Maldini: "Volevo Grosso c.t., ma Malagò mi ha bloccato. Guardiola è stato vicino"
"Volevamo un allenatore giovane, che avesse avuto una storia in Nazionale. I nomi erano tre: Andrea Pirlo, Daniele De Rossi e Fabio Grosso. Tre campioni del mondo. Ma il presidente ci ha detto che in base agli accordi che l’hanno portato all’elezione, con l’appoggio di tutti i club tranne la Lazio, non potevamo toccare gli allenatori delle squadre di Serie A. Quindi De Rossi e Grosso erano esclusi. Ma io capisco. A fine luglio le squadre sono già in ritiro, è difficile cambiare in corsa. Malagò ci ha detto: questo non si può fare. E noi siamo andati avanti con Pirlo": ecco quanto ha svelato l'ormai ex direttore tecnico della Nazionale Paolo Maldini in un'intervista al Corriere della Sera.
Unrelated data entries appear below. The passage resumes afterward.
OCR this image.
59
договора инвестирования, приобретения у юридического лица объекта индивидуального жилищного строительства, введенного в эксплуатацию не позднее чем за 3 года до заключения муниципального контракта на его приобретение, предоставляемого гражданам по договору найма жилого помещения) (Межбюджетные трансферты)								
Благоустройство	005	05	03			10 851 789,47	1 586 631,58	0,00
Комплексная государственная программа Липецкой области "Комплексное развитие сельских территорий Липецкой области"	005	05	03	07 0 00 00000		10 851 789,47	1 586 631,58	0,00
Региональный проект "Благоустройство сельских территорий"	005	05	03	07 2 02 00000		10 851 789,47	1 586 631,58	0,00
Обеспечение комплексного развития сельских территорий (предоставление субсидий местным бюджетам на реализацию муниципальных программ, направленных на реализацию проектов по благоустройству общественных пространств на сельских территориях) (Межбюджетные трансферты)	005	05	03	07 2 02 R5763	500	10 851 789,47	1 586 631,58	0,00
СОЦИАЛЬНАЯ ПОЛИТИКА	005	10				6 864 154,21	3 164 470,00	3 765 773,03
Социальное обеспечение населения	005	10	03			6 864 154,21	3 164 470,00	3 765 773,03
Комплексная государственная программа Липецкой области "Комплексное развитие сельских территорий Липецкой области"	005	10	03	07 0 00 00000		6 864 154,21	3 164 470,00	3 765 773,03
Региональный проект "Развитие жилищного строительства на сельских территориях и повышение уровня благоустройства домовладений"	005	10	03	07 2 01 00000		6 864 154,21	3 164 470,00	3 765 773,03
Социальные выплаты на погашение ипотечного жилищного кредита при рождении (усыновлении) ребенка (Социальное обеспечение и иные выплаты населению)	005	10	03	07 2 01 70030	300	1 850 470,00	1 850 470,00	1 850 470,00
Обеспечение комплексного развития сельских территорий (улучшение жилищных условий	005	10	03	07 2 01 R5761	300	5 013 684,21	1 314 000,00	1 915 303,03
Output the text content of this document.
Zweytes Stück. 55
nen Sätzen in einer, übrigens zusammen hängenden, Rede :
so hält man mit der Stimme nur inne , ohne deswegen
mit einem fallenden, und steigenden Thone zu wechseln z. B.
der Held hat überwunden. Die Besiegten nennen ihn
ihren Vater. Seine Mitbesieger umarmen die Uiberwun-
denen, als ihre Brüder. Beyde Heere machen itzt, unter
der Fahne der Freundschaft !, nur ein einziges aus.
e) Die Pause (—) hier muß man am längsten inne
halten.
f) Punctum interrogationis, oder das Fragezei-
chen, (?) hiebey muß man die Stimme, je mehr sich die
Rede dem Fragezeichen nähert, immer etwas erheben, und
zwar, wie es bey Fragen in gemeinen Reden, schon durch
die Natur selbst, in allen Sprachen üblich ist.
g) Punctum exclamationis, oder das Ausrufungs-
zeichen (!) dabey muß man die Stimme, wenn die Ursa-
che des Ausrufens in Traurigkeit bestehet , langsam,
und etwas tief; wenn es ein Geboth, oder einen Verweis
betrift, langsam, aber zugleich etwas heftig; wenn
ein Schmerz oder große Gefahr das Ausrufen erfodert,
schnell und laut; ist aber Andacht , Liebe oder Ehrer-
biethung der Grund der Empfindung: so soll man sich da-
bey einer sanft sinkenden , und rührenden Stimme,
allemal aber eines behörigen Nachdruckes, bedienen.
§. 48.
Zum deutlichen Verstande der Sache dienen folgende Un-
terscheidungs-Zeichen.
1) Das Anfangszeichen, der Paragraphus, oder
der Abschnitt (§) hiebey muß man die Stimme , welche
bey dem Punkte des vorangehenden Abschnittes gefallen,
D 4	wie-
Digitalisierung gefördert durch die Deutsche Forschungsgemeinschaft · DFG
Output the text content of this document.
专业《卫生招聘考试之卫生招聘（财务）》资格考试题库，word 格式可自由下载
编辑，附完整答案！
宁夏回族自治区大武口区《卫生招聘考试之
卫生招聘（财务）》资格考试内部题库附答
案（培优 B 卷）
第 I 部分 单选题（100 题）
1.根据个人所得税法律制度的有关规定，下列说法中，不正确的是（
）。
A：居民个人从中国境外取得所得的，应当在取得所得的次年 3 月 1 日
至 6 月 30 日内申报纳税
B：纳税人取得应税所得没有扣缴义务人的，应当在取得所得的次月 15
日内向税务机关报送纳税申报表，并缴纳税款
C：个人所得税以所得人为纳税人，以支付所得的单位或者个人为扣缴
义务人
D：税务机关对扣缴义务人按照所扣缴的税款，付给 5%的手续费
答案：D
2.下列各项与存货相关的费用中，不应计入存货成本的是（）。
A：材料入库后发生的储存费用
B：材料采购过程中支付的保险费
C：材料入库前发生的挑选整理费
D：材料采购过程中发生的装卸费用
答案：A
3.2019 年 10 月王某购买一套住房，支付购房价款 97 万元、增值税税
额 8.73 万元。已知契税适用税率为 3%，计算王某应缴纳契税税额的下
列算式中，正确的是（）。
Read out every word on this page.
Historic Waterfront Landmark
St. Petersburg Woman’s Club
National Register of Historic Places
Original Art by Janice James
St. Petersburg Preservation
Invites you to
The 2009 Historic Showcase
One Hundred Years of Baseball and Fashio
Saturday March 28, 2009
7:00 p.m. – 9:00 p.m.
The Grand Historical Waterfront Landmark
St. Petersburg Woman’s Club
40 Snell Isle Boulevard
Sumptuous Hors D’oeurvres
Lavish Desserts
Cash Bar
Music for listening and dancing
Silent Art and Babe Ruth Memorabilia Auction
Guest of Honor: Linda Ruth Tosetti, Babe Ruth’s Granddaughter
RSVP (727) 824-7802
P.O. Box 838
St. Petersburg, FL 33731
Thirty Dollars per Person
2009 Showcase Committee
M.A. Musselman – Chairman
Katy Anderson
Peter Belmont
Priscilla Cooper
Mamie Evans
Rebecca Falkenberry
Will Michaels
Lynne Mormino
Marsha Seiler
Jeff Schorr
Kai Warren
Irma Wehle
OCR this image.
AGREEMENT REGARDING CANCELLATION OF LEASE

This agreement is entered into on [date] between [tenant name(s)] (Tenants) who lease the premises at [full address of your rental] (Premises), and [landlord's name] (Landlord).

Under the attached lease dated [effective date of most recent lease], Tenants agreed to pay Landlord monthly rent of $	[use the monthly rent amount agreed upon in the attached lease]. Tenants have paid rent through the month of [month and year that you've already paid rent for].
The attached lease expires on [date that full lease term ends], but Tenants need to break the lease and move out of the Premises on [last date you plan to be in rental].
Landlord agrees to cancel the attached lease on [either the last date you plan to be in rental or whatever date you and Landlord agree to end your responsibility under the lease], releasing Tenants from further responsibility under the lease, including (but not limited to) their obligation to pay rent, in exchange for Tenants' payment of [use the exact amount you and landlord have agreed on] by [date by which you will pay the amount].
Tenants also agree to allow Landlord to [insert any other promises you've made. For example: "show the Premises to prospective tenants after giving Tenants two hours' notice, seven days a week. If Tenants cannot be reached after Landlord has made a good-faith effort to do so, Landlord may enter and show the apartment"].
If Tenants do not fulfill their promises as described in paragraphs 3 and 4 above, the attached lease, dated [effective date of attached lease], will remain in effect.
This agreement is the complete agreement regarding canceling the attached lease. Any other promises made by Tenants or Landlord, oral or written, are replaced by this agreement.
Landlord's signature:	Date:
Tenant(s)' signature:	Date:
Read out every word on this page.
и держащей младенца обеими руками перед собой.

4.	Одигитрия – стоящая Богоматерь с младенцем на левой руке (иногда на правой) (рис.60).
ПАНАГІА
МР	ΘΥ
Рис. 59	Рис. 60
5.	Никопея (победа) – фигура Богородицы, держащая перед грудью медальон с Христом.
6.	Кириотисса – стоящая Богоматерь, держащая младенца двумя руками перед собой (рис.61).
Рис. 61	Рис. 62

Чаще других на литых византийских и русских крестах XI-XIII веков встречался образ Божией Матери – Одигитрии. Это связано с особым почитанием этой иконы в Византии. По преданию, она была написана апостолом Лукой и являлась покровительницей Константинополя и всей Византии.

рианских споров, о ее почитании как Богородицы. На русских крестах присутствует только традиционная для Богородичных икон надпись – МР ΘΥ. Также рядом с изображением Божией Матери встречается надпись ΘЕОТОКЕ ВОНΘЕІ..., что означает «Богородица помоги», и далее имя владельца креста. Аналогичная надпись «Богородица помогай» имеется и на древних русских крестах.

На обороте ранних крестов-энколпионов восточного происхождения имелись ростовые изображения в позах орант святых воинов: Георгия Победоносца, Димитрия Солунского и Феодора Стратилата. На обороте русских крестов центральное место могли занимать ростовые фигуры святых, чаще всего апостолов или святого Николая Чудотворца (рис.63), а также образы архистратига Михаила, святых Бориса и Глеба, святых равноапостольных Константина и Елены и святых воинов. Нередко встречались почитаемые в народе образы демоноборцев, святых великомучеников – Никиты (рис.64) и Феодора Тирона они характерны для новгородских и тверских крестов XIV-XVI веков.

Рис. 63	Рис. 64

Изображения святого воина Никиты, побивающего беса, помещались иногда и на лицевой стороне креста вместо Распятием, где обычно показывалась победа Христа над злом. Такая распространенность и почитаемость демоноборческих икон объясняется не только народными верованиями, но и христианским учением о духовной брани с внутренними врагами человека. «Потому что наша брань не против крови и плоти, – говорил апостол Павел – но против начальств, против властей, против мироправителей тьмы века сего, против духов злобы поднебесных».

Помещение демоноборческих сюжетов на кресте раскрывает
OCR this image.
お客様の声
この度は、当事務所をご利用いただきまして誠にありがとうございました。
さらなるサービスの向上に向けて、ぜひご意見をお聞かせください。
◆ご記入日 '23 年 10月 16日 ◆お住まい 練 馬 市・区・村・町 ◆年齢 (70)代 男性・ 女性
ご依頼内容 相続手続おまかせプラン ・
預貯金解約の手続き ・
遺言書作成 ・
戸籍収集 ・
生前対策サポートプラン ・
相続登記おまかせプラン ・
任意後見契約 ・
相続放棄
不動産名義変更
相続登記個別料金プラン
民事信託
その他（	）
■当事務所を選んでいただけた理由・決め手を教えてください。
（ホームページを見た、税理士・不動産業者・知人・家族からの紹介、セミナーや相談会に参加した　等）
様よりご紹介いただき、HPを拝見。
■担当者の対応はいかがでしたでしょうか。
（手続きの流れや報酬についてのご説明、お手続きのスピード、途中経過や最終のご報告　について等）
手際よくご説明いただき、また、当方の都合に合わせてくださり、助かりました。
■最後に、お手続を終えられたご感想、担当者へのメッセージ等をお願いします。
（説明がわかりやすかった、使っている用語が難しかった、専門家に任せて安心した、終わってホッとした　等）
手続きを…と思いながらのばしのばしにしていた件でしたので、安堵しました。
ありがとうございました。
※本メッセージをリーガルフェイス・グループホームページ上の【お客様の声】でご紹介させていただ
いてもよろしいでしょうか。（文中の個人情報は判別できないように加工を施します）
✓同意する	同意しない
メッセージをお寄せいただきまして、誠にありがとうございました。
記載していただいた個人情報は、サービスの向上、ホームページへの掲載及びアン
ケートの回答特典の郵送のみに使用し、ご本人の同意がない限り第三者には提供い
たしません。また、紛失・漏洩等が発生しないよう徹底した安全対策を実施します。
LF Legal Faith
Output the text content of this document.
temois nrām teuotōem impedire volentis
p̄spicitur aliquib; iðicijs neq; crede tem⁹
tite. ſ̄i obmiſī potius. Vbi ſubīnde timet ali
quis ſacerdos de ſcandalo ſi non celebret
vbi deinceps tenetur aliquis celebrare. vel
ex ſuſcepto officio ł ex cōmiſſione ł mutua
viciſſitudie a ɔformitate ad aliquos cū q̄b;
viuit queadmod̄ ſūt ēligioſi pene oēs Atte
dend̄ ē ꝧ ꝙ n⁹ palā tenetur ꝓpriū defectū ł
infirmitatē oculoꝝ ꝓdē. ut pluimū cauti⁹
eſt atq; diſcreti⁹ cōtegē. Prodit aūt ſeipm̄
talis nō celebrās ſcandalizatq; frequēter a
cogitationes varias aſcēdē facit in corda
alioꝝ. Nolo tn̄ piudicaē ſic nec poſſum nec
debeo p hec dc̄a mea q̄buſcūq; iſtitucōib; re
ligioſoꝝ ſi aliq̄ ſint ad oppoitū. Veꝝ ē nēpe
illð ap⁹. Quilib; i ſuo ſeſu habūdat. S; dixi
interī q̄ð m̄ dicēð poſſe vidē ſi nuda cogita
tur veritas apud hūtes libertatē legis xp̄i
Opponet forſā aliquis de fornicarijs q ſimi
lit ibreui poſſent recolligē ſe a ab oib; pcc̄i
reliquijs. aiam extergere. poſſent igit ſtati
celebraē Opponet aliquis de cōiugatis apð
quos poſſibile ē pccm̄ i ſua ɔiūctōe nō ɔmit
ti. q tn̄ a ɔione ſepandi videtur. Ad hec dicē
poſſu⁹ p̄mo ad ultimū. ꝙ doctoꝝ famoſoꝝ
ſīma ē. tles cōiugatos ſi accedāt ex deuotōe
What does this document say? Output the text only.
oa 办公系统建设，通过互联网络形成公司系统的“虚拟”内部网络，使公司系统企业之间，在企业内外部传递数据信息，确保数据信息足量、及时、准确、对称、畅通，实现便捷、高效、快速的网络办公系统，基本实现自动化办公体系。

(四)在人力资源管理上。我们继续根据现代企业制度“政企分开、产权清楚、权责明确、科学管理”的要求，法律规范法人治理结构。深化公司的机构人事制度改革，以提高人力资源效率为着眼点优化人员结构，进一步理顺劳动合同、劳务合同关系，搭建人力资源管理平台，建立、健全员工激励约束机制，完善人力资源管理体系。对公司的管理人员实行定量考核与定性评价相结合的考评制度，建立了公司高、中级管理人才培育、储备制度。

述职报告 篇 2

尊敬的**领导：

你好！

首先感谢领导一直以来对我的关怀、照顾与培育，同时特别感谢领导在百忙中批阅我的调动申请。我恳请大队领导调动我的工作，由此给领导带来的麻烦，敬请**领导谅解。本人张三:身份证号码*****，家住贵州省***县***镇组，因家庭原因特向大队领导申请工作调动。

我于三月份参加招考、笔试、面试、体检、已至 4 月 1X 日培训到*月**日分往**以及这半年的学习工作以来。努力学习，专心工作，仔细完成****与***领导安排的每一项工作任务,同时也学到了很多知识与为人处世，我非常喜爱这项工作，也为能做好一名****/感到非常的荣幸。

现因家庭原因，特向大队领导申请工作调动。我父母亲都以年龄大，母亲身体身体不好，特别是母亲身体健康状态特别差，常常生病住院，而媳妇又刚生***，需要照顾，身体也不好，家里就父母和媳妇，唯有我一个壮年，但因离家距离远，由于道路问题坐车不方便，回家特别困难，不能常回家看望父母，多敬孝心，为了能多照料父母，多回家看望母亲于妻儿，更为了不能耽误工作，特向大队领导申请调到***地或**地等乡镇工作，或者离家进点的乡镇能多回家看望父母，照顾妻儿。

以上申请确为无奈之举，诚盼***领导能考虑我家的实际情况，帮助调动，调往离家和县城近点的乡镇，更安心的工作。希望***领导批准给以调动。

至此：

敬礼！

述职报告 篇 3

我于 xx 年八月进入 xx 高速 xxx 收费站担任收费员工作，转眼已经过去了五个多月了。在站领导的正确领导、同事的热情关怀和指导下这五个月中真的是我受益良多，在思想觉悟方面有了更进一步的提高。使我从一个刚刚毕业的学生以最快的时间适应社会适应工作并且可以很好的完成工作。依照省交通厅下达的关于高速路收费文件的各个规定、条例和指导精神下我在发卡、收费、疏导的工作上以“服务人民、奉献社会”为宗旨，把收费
L'ex difensore del Milan ha poi raccontato anche l'approccio con Pep Guardiola: "Siamo andati a trovarlo a Barcellona, abbiamo pranzato insieme, abbiamo parlato per un’intera giornata. Era molto tentato. È andato molto vicino ad accettare. Si era messo anche a scrivere formazioni sui fogli… I soldi, i 20 milioni di euro di cui si è parlato, non sono mai stati un tema. Pep ci ha detto chiaramente: datemi un euro in meno di quello che prendeva l’ultimo ct, e io sono a posto. Ma ha detto no per stanchezza. Viene da dieci anni massacranti in Premier. Si è operato alla schiena. Vuole riposarsi. Ma è stata una discussione molto seria".